Derek Acorah (died 2020 aged 69) - credited as Himself in Army of Ghosts / Doomsday

Derek Acorah  was an English TV host, known as spiritual medium in a number of shows, notably Most Haunted.

He was born in Bootle, Merseyside, and lived for much of his life with his wife Gwen in Scarisbrick, near Southport. His career on television started out in 1996 on Granada's Livetime/Psychic Livetime, before becoming involved with Most Haunted (formerly Haunting Truths) in 2001, a show he presented with Yvette Fielding until 2005. In 2004 he was presented with the Variety Club of Great Britain's Multichannel TV Personality of the Year Award.

He appeared in a number of television shows over the following years, including the self-titled Derek Acorah for Sky Real Lives, as well as appearances on shows like Harry Hill's TV Burp and The Weakest Link, plus of course his cameo in Army of Ghosts. He also used to go on tour with live shows around the country.

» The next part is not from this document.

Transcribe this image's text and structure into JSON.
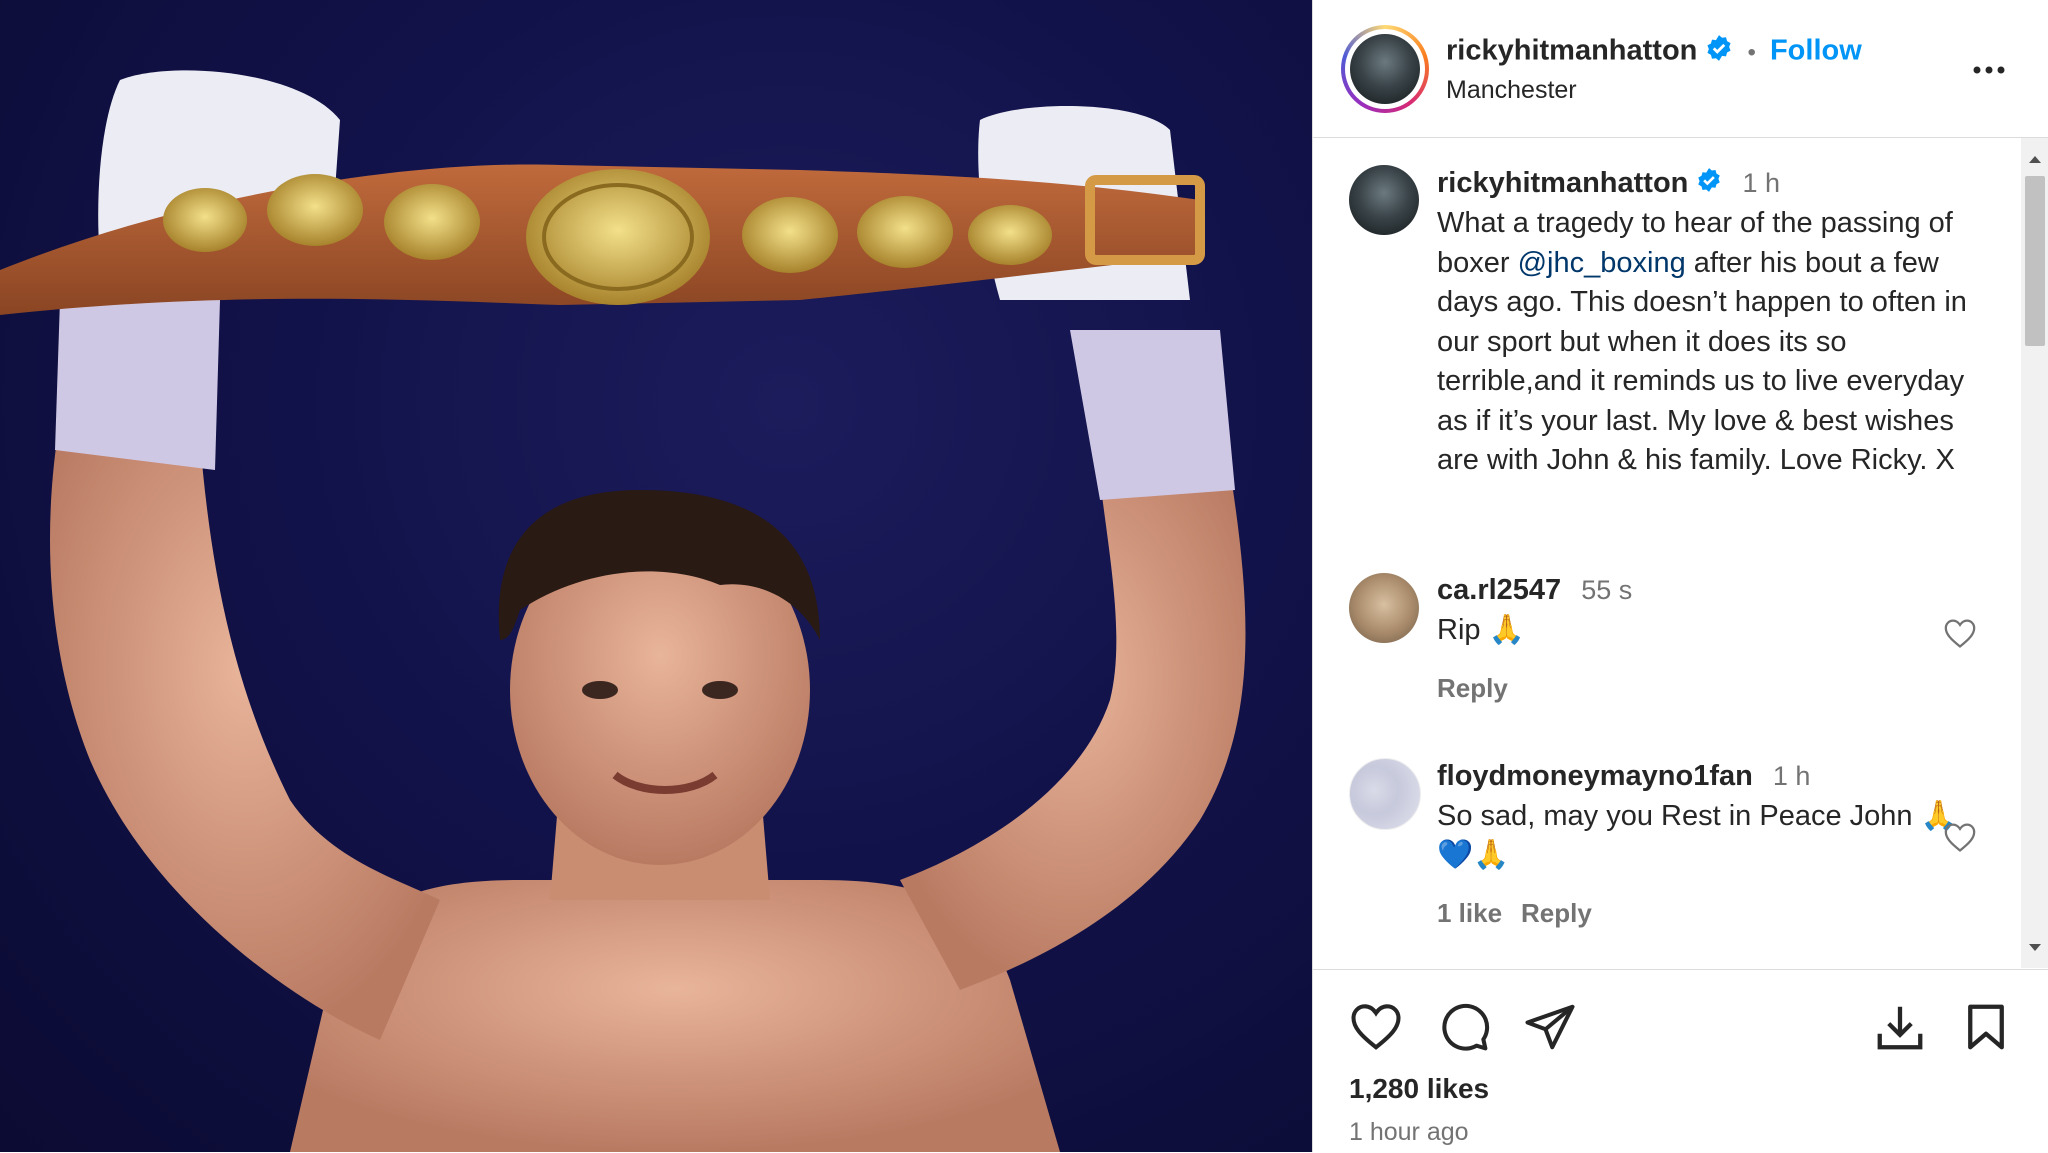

His career wasn't without criticism over his legitimacy as a medium; in 2009 he presented Michael Jackson: The Search for His Spirit, and controversially claimed to have received a message from missing child Madeleine McCann in 2012 - something he had to make a public apology for after media outrage.


Jenny Tomasin (died 2012 aged 75) - credited as Tasambeker in Revelation of the Daleks

Jenny Tomasin  was an English actress best known for her roles in Upstairs, Downstairs and Emmerdale.

She played Tasambeker, an employee of Tranquil Repose, in the 1985 story Revelation of the Daleks.

Tomasin became well known in the early 1970s when she joined the cast of Upstairs, Downstairs as kitchen maid Ruby. She stayed with the series until the end in 1975, appearing in 41 episodes. Plans were drawn up for a spin off series following the further adventures of Ruby with Hudson and Mrs Bridges. The series was never made following the death of Angela Baddeley who played Mrs Bridges.

Between 2005 and 2006 she was a member of the cast of the soap Emmerdale as Noreen Bell, a cantankerous villager, who was killed off in July 2006. This role was the second character she had played in the soap as she played Naomi Tolly (1981–1982), daughter of Enoch Tolly, killed in a tractor accident in the soap.


Dennis Tate (died 1993 aged 61) - credited as Technix Engineer / Pilot in The Daleks' Master Plan

Born in Iowa, USA, Tate mainly worked there, appearing in films such as Shaft, and No Place to Hide, and also appeared in Benson. He died in Los Angeles.